Published online Jul 27, 2021. doi: 10.4254/wjh.v13.i7.731
Peer-review started: February 11, 2021
First decision: May 3, 2021
Revised: May 14, 2021
Accepted: July 7, 2021
Article in press: July 7, 2021
Published online: July 27, 2021
Portal hypertension (PH), a common complication of liver cirrhosis, results in development of esophageal varices. When esophageal varices rupture, they cause significant upper gastrointestinal bleeding with mortality rates up to 20% despite state-of-the-art treatment. Thus, prophylactic measures are of utmost importance to improve outcomes of patients with PH. Several high-quality studies have demonstrated that non-selective beta blockers (NSBBs) or endoscopic band ligation (EBL) are effective for primary prophylaxis of variceal bleeding. In secondary prophylaxis, a combination of NSBB + EBL should be routinely used. Once esophageal varices develop and variceal bleeding occurs, standardized treatment algorithms should be followed to minimize bleeding-associated mortality. Special attention should be paid to avoidance of overtransfusion, early initiation of vasoconstrictive therapy, prophylactic antibiotics and early endoscopic therapy. Pre-emptive transjugular intrahepatic portosystemic shunt should be used in all Child C10-C13 patients experiencing variceal bleeding, and potentially in Child B patients with active bleeding at endoscopy. The use of carvedilol, safety of NSBBs in advanced cirrhosis (i.e. with refractory ascites) and assessment of hepatic venous pressure gradient response to NSBB is discussed. In the present review, we give an overview on the rationale behind the latest guidelines and summarize key papers that have led to significant advances in the field.

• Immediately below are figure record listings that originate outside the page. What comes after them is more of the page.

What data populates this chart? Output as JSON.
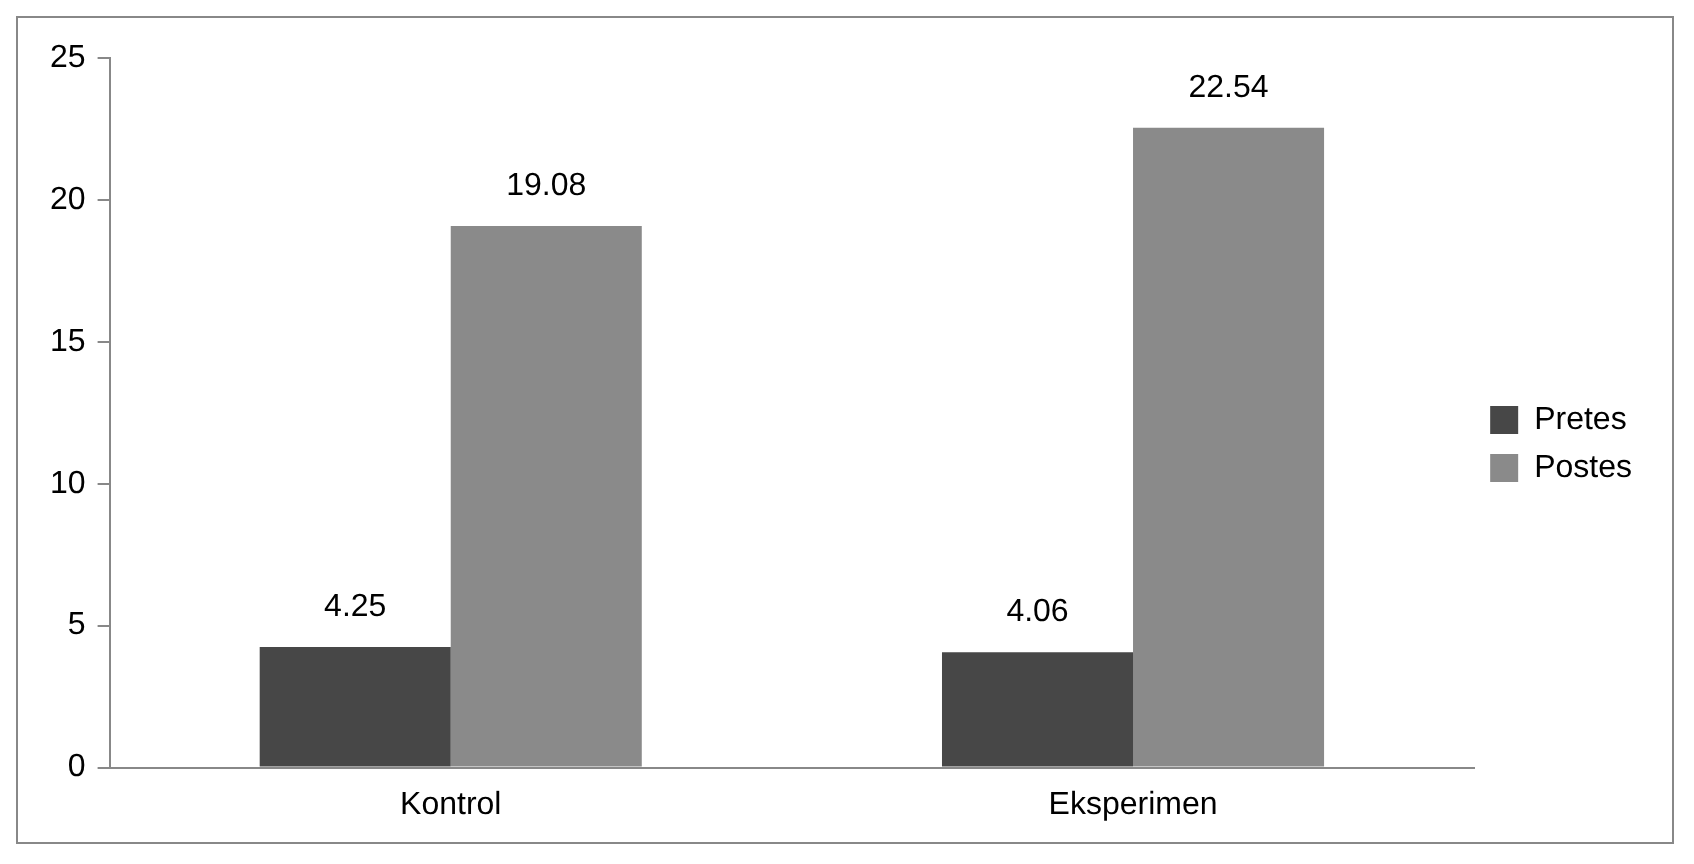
{
  "chart_data": {
    "type": "bar",
    "categories": [
      "Kontrol",
      "Eksperimen"
    ],
    "series": [
      {
        "name": "Pretes",
        "color": "#474747",
        "values": [
          4.25,
          4.06
        ]
      },
      {
        "name": "Postes",
        "color": "#8a8a8a",
        "values": [
          19.08,
          22.54
        ]
      }
    ],
    "ylim": [
      0,
      25
    ],
    "yticks": [
      0,
      5,
      10,
      15,
      20,
      25
    ],
    "grid": false,
    "legend": "right",
    "data_labels": true
  }
}
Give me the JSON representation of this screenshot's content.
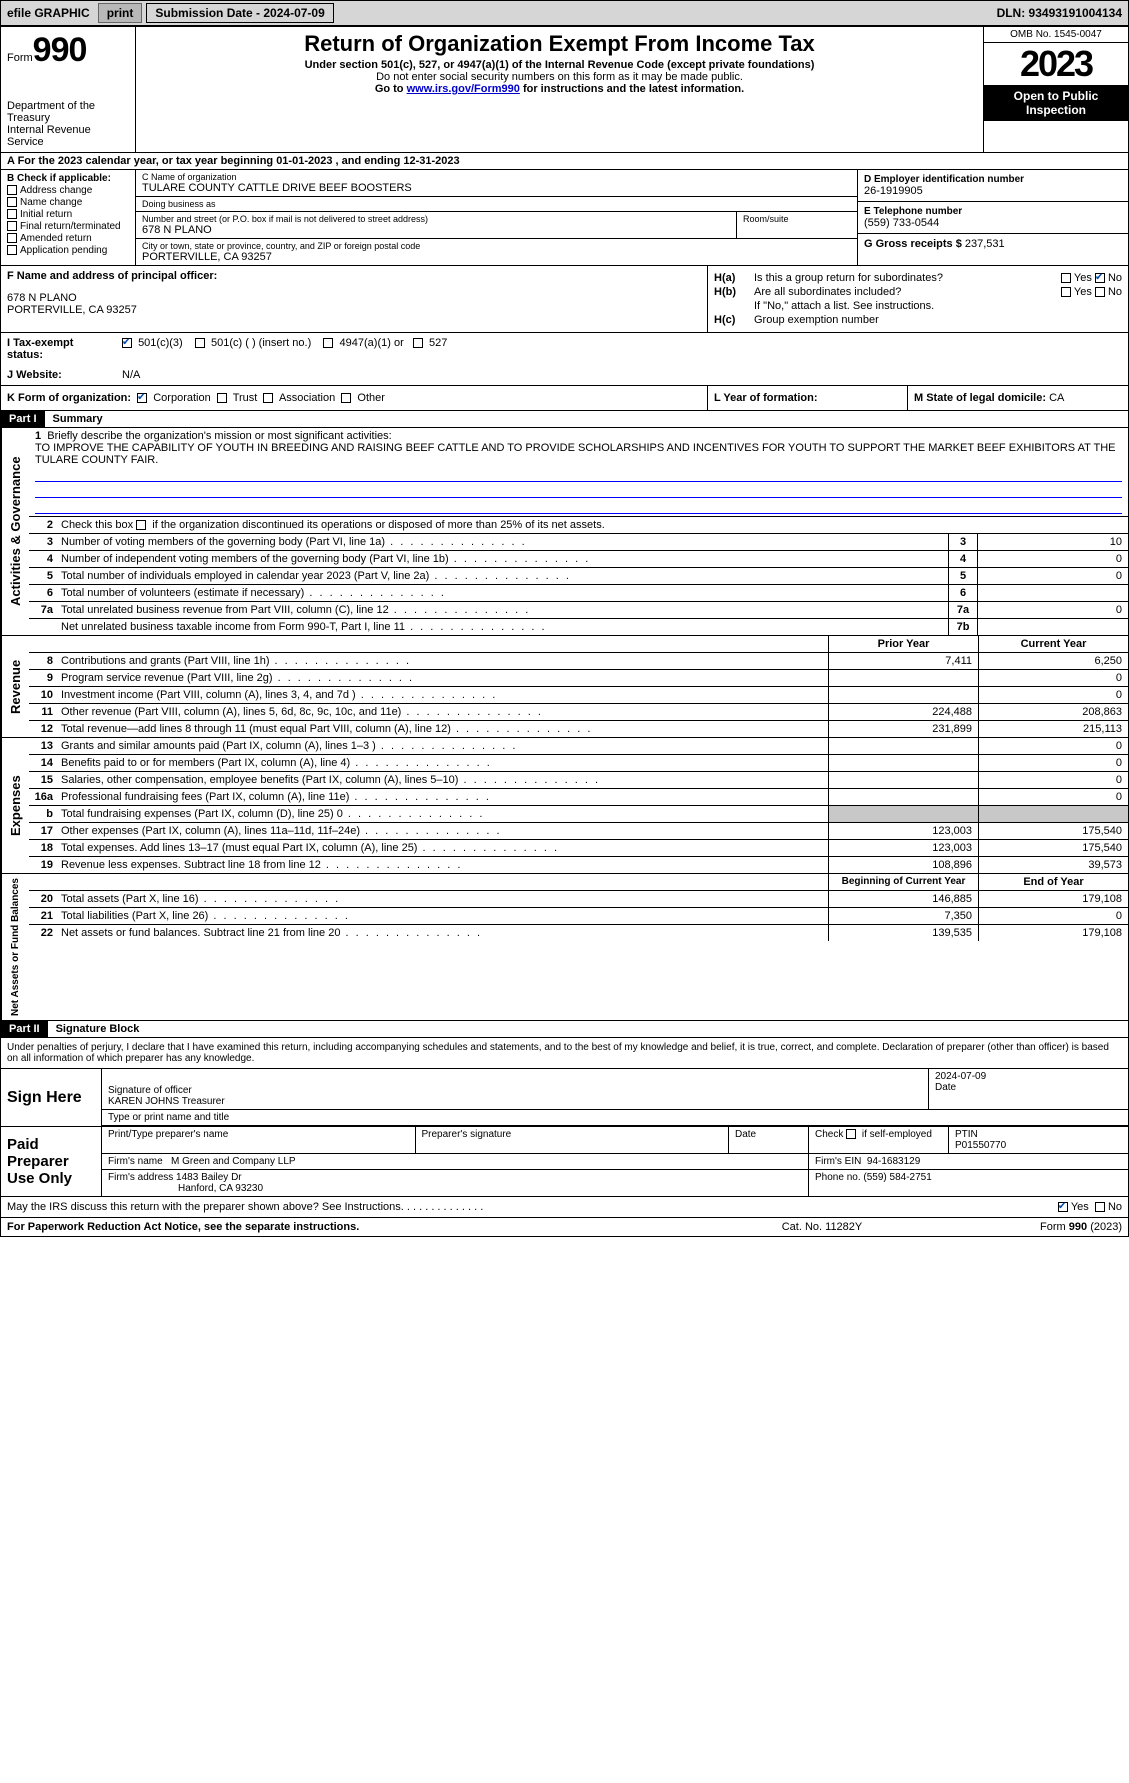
{
  "topbar": {
    "efile": "efile GRAPHIC",
    "print": "print",
    "sub_label": "Submission Date - 2024-07-09",
    "dln": "DLN: 93493191004134"
  },
  "header": {
    "form_word": "Form",
    "form_num": "990",
    "dept": "Department of the Treasury\nInternal Revenue Service",
    "title": "Return of Organization Exempt From Income Tax",
    "sub": "Under section 501(c), 527, or 4947(a)(1) of the Internal Revenue Code (except private foundations)",
    "sub2": "Do not enter social security numbers on this form as it may be made public.",
    "goto_pre": "Go to ",
    "goto_link": "www.irs.gov/Form990",
    "goto_post": " for instructions and the latest information.",
    "omb": "OMB No. 1545-0047",
    "year": "2023",
    "inspect": "Open to Public Inspection"
  },
  "row_a": "A For the 2023 calendar year, or tax year beginning 01-01-2023    , and ending 12-31-2023",
  "col_b": {
    "hdr": "B Check if applicable:",
    "items": [
      "Address change",
      "Name change",
      "Initial return",
      "Final return/terminated",
      "Amended return",
      "Application pending"
    ]
  },
  "col_c": {
    "name_lbl": "C Name of organization",
    "name": "TULARE COUNTY CATTLE DRIVE BEEF BOOSTERS",
    "dba_lbl": "Doing business as",
    "dba": "",
    "street_lbl": "Number and street (or P.O. box if mail is not delivered to street address)",
    "street": "678 N PLANO",
    "room_lbl": "Room/suite",
    "city_lbl": "City or town, state or province, country, and ZIP or foreign postal code",
    "city": "PORTERVILLE, CA  93257"
  },
  "col_d": {
    "ein_lbl": "D Employer identification number",
    "ein": "26-1919905",
    "tel_lbl": "E Telephone number",
    "tel": "(559) 733-0544",
    "gross_lbl": "G Gross receipts $",
    "gross": "237,531"
  },
  "col_f": {
    "lbl": "F  Name and address of principal officer:",
    "addr1": "678 N PLANO",
    "addr2": "PORTERVILLE, CA  93257"
  },
  "col_h": {
    "ha_lbl": "H(a)",
    "ha_txt": "Is this a group return for subordinates?",
    "hb_lbl": "H(b)",
    "hb_txt": "Are all subordinates included?",
    "hb_note": "If \"No,\" attach a list. See instructions.",
    "hc_lbl": "H(c)",
    "hc_txt": "Group exemption number",
    "yes": "Yes",
    "no": "No"
  },
  "row_i": {
    "lbl": "I    Tax-exempt status:",
    "opts": [
      "501(c)(3)",
      "501(c) (  ) (insert no.)",
      "4947(a)(1) or",
      "527"
    ]
  },
  "row_j": {
    "lbl": "J    Website:",
    "val": "N/A"
  },
  "row_k": {
    "lbl": "K Form of organization:",
    "opts": [
      "Corporation",
      "Trust",
      "Association",
      "Other"
    ]
  },
  "row_l": {
    "lbl": "L Year of formation:",
    "val": ""
  },
  "row_m": {
    "lbl": "M State of legal domicile:",
    "val": "CA"
  },
  "part1": {
    "hdr": "Part I",
    "title": "Summary",
    "gov_label": "Activities & Governance",
    "rev_label": "Revenue",
    "exp_label": "Expenses",
    "net_label": "Net Assets or Fund Balances",
    "line1_num": "1",
    "line1": "Briefly describe the organization's mission or most significant activities:",
    "mission": "TO IMPROVE THE CAPABILITY OF YOUTH IN BREEDING AND RAISING BEEF CATTLE AND TO PROVIDE SCHOLARSHIPS AND INCENTIVES FOR YOUTH TO SUPPORT THE MARKET BEEF EXHIBITORS AT THE TULARE COUNTY FAIR.",
    "line2_num": "2",
    "line2": "Check this box      if the organization discontinued its operations or disposed of more than 25% of its net assets.",
    "lines_small": [
      {
        "n": "3",
        "t": "Number of voting members of the governing body (Part VI, line 1a)",
        "k": "3",
        "v": "10"
      },
      {
        "n": "4",
        "t": "Number of independent voting members of the governing body (Part VI, line 1b)",
        "k": "4",
        "v": "0"
      },
      {
        "n": "5",
        "t": "Total number of individuals employed in calendar year 2023 (Part V, line 2a)",
        "k": "5",
        "v": "0"
      },
      {
        "n": "6",
        "t": "Total number of volunteers (estimate if necessary)",
        "k": "6",
        "v": ""
      },
      {
        "n": "7a",
        "t": "Total unrelated business revenue from Part VIII, column (C), line 12",
        "k": "7a",
        "v": "0"
      },
      {
        "n": "",
        "t": "Net unrelated business taxable income from Form 990-T, Part I, line 11",
        "k": "7b",
        "v": ""
      }
    ],
    "col_prior_hdr": "Prior Year",
    "col_curr_hdr": "Current Year",
    "rev_lines": [
      {
        "n": "8",
        "t": "Contributions and grants (Part VIII, line 1h)",
        "p": "7,411",
        "c": "6,250"
      },
      {
        "n": "9",
        "t": "Program service revenue (Part VIII, line 2g)",
        "p": "",
        "c": "0"
      },
      {
        "n": "10",
        "t": "Investment income (Part VIII, column (A), lines 3, 4, and 7d )",
        "p": "",
        "c": "0"
      },
      {
        "n": "11",
        "t": "Other revenue (Part VIII, column (A), lines 5, 6d, 8c, 9c, 10c, and 11e)",
        "p": "224,488",
        "c": "208,863"
      },
      {
        "n": "12",
        "t": "Total revenue—add lines 8 through 11 (must equal Part VIII, column (A), line 12)",
        "p": "231,899",
        "c": "215,113"
      }
    ],
    "exp_lines": [
      {
        "n": "13",
        "t": "Grants and similar amounts paid (Part IX, column (A), lines 1–3 )",
        "p": "",
        "c": "0"
      },
      {
        "n": "14",
        "t": "Benefits paid to or for members (Part IX, column (A), line 4)",
        "p": "",
        "c": "0"
      },
      {
        "n": "15",
        "t": "Salaries, other compensation, employee benefits (Part IX, column (A), lines 5–10)",
        "p": "",
        "c": "0"
      },
      {
        "n": "16a",
        "t": "Professional fundraising fees (Part IX, column (A), line 11e)",
        "p": "",
        "c": "0"
      },
      {
        "n": "b",
        "t": "Total fundraising expenses (Part IX, column (D), line 25) 0",
        "p": "GREY",
        "c": "GREY"
      },
      {
        "n": "17",
        "t": "Other expenses (Part IX, column (A), lines 11a–11d, 11f–24e)",
        "p": "123,003",
        "c": "175,540"
      },
      {
        "n": "18",
        "t": "Total expenses. Add lines 13–17 (must equal Part IX, column (A), line 25)",
        "p": "123,003",
        "c": "175,540"
      },
      {
        "n": "19",
        "t": "Revenue less expenses. Subtract line 18 from line 12",
        "p": "108,896",
        "c": "39,573"
      }
    ],
    "net_hdr_p": "Beginning of Current Year",
    "net_hdr_c": "End of Year",
    "net_lines": [
      {
        "n": "20",
        "t": "Total assets (Part X, line 16)",
        "p": "146,885",
        "c": "179,108"
      },
      {
        "n": "21",
        "t": "Total liabilities (Part X, line 26)",
        "p": "7,350",
        "c": "0"
      },
      {
        "n": "22",
        "t": "Net assets or fund balances. Subtract line 21 from line 20",
        "p": "139,535",
        "c": "179,108"
      }
    ]
  },
  "part2": {
    "hdr": "Part II",
    "title": "Signature Block",
    "decl": "Under penalties of perjury, I declare that I have examined this return, including accompanying schedules and statements, and to the best of my knowledge and belief, it is true, correct, and complete. Declaration of preparer (other than officer) is based on all information of which preparer has any knowledge.",
    "sign_here": "Sign Here",
    "sig_officer_lbl": "Signature of officer",
    "sig_name": "KAREN JOHNS Treasurer",
    "sig_title_lbl": "Type or print name and title",
    "sig_date_lbl": "Date",
    "sig_date": "2024-07-09",
    "paid": "Paid Preparer Use Only",
    "prep_name_lbl": "Print/Type preparer's name",
    "prep_sig_lbl": "Preparer's signature",
    "date_lbl": "Date",
    "check_lbl": "Check      if self-employed",
    "ptin_lbl": "PTIN",
    "ptin": "P01550770",
    "firm_name_lbl": "Firm's name",
    "firm_name": "M Green and Company LLP",
    "firm_ein_lbl": "Firm's EIN",
    "firm_ein": "94-1683129",
    "firm_addr_lbl": "Firm's address",
    "firm_addr1": "1483 Bailey Dr",
    "firm_addr2": "Hanford, CA  93230",
    "phone_lbl": "Phone no.",
    "phone": "(559) 584-2751",
    "discuss": "May the IRS discuss this return with the preparer shown above? See Instructions.",
    "yes": "Yes",
    "no": "No"
  },
  "footer": {
    "l": "For Paperwork Reduction Act Notice, see the separate instructions.",
    "m": "Cat. No. 11282Y",
    "r": "Form 990 (2023)"
  }
}
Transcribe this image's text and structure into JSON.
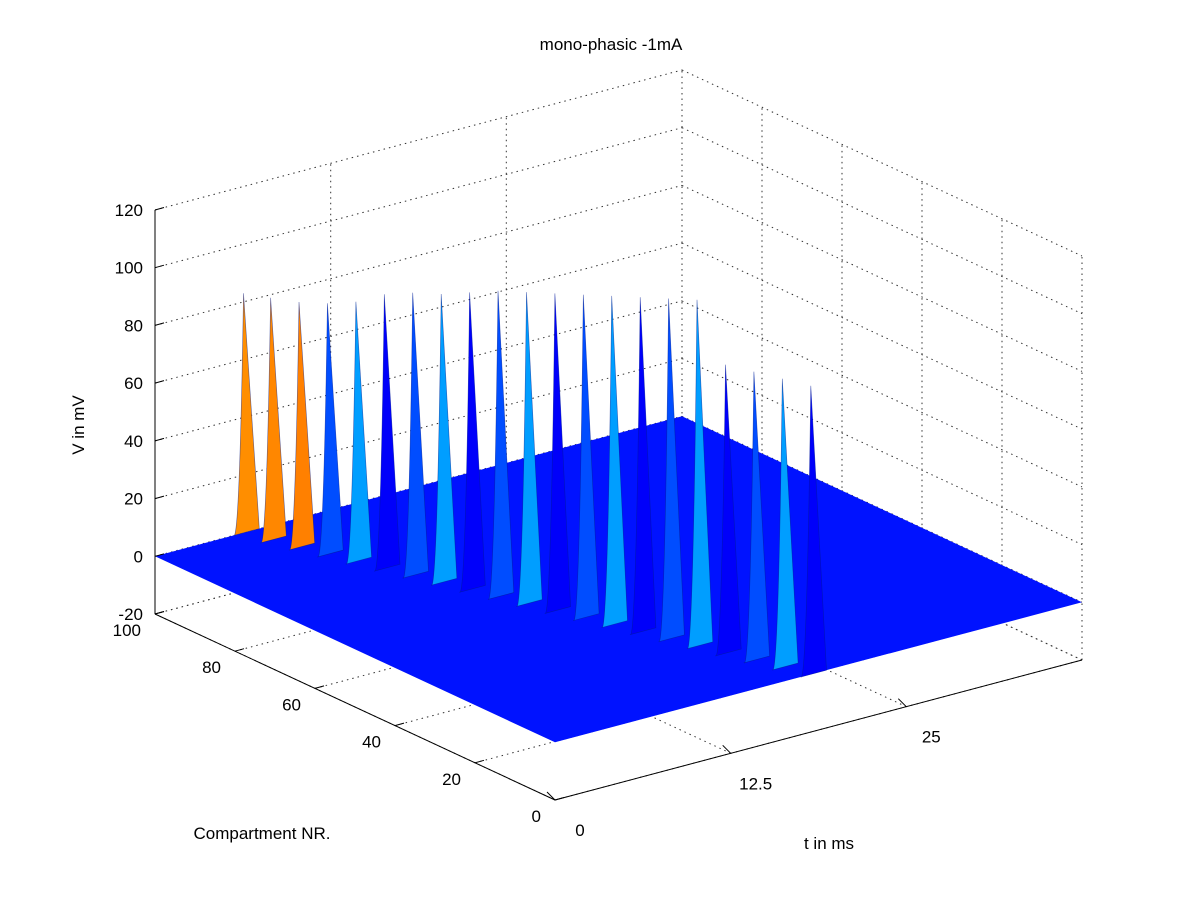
{
  "chart_data": {
    "type": "surface",
    "title": "mono-phasic -1mA",
    "xlabel": "t in ms",
    "ylabel": "Compartment NR.",
    "zlabel": "V in mV",
    "xlim": [
      0,
      37.5
    ],
    "ylim": [
      0,
      100
    ],
    "zlim": [
      -20,
      120
    ],
    "x_ticks": [
      0,
      12.5,
      25
    ],
    "y_ticks": [
      0,
      20,
      40,
      60,
      80,
      100
    ],
    "z_ticks": [
      -20,
      0,
      20,
      40,
      60,
      80,
      100,
      120
    ],
    "x_tick_labels": [
      "0",
      "12.5",
      "25"
    ],
    "y_tick_labels": [
      "0",
      "20",
      "40",
      "60",
      "80",
      "100"
    ],
    "z_tick_labels": [
      "-20",
      "0",
      "20",
      "40",
      "60",
      "80",
      "100",
      "120"
    ],
    "grid": true,
    "colormap": "jet",
    "baseline_mV": 0,
    "spikes": [
      {
        "compartment": 100,
        "t_ms": 6.3,
        "peak_mV": 83
      },
      {
        "compartment": 95,
        "t_ms": 6.8,
        "peak_mV": 84
      },
      {
        "compartment": 90,
        "t_ms": 7.4,
        "peak_mV": 85
      },
      {
        "compartment": 85,
        "t_ms": 8.0,
        "peak_mV": 87
      },
      {
        "compartment": 80,
        "t_ms": 8.6,
        "peak_mV": 90
      },
      {
        "compartment": 75,
        "t_ms": 9.2,
        "peak_mV": 95
      },
      {
        "compartment": 70,
        "t_ms": 9.8,
        "peak_mV": 98
      },
      {
        "compartment": 65,
        "t_ms": 10.4,
        "peak_mV": 100
      },
      {
        "compartment": 60,
        "t_ms": 11.0,
        "peak_mV": 103
      },
      {
        "compartment": 55,
        "t_ms": 11.6,
        "peak_mV": 106
      },
      {
        "compartment": 50,
        "t_ms": 12.2,
        "peak_mV": 108
      },
      {
        "compartment": 45,
        "t_ms": 12.8,
        "peak_mV": 110
      },
      {
        "compartment": 40,
        "t_ms": 13.4,
        "peak_mV": 112
      },
      {
        "compartment": 35,
        "t_ms": 14.0,
        "peak_mV": 114
      },
      {
        "compartment": 30,
        "t_ms": 14.6,
        "peak_mV": 116
      },
      {
        "compartment": 25,
        "t_ms": 15.2,
        "peak_mV": 118
      },
      {
        "compartment": 20,
        "t_ms": 15.8,
        "peak_mV": 120
      },
      {
        "compartment": 15,
        "t_ms": 16.4,
        "peak_mV": 100
      },
      {
        "compartment": 10,
        "t_ms": 17.0,
        "peak_mV": 100
      },
      {
        "compartment": 5,
        "t_ms": 17.6,
        "peak_mV": 100
      },
      {
        "compartment": 0,
        "t_ms": 18.2,
        "peak_mV": 100
      }
    ]
  }
}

Core Tip: Variceal bleeding is a severe, and often deadly, complication of portal hypertension. Screening for varices, effective bleeding prophylaxis and standardized management of bleeding is critical to improve clinical outcomes. While carvedilol seems to be the treatment of choice for primary prophylaxis in compensated cirrhosis, the use of hepatic venous pressure gradient measurements and safety of non-selective betablockers in advanced cirrhosis with refractory ascites is controversial. The pre-emptive use of transjugular intrahepatic portosystemic shunt within 72 h after variceal bleeding prevents rebleeding and mortality in Child C10-C13 patients.